Она шагнула к фигуре, в душе уже смирившись с возможным унижением. Ей от чего-то было до странного спокойно, хотя сердце колотилось как бешеное. Она была словно в оке бури.
– Как тебя зовут, дитя?- спросила женщина, потянувшись к масляной лампе. Вималь с почтительным поклоном вызвалась разжечь её, что было встречено благосклонным кивком.
– Домини Энфилден, - сказала Домини.
Женщина в сумраке охнула, отпрянув назад и тут же подавшись вперед. И почти в ту же секунду вспыхнул промасленный фитиль, дав облачко света.
– Как… Боже… мой Боже!- хозяйка шатра застонала, потянувшись к испуганной, растерянной Домини, касаясь её лица, рук. Домини увидела её теперь в свете лампы и вздрогнула, сердце её бешено забилось.
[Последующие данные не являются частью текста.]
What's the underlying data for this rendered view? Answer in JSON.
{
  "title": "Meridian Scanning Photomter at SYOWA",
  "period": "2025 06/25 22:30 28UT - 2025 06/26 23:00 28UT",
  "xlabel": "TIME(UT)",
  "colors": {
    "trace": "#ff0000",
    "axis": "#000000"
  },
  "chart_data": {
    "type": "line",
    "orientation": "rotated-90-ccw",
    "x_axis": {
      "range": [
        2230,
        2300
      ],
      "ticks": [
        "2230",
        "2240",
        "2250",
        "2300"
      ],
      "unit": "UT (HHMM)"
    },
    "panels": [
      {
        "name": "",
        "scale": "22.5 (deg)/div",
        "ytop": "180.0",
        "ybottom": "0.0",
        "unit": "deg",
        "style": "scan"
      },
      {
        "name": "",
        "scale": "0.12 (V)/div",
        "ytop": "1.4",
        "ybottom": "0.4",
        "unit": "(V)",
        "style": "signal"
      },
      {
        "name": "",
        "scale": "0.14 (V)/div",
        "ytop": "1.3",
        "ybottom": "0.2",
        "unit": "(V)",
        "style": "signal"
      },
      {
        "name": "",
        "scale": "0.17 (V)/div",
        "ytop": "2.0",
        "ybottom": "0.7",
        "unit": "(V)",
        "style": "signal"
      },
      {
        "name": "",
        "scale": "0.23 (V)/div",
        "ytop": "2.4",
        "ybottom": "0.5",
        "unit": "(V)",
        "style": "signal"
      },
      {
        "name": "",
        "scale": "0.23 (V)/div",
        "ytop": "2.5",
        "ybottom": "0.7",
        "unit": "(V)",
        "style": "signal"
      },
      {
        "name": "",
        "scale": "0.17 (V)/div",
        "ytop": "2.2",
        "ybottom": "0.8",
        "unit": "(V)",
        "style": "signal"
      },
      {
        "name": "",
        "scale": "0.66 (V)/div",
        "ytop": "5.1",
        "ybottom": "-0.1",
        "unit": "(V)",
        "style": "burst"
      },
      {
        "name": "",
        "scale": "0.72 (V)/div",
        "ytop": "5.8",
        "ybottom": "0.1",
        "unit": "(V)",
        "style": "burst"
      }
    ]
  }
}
– Кто вы?- спросила она, задрожав всем телом. –Ради всего святого, прошу вас, скажите!
Рука пожилой женщины скользнула по её руке, отодвигая рукав галабии, коснувшись медного браслета. Жалобный вскрик сорвался с губ бедняжки и она обхватила Домини своими слабыми руками.
– Доми, девочка, девочка, доченька… прости… прости…
Ошеломленная Домини на грани обморока уронила голову на плечо женщине, чье лицо было состаренной копией её собственного лица.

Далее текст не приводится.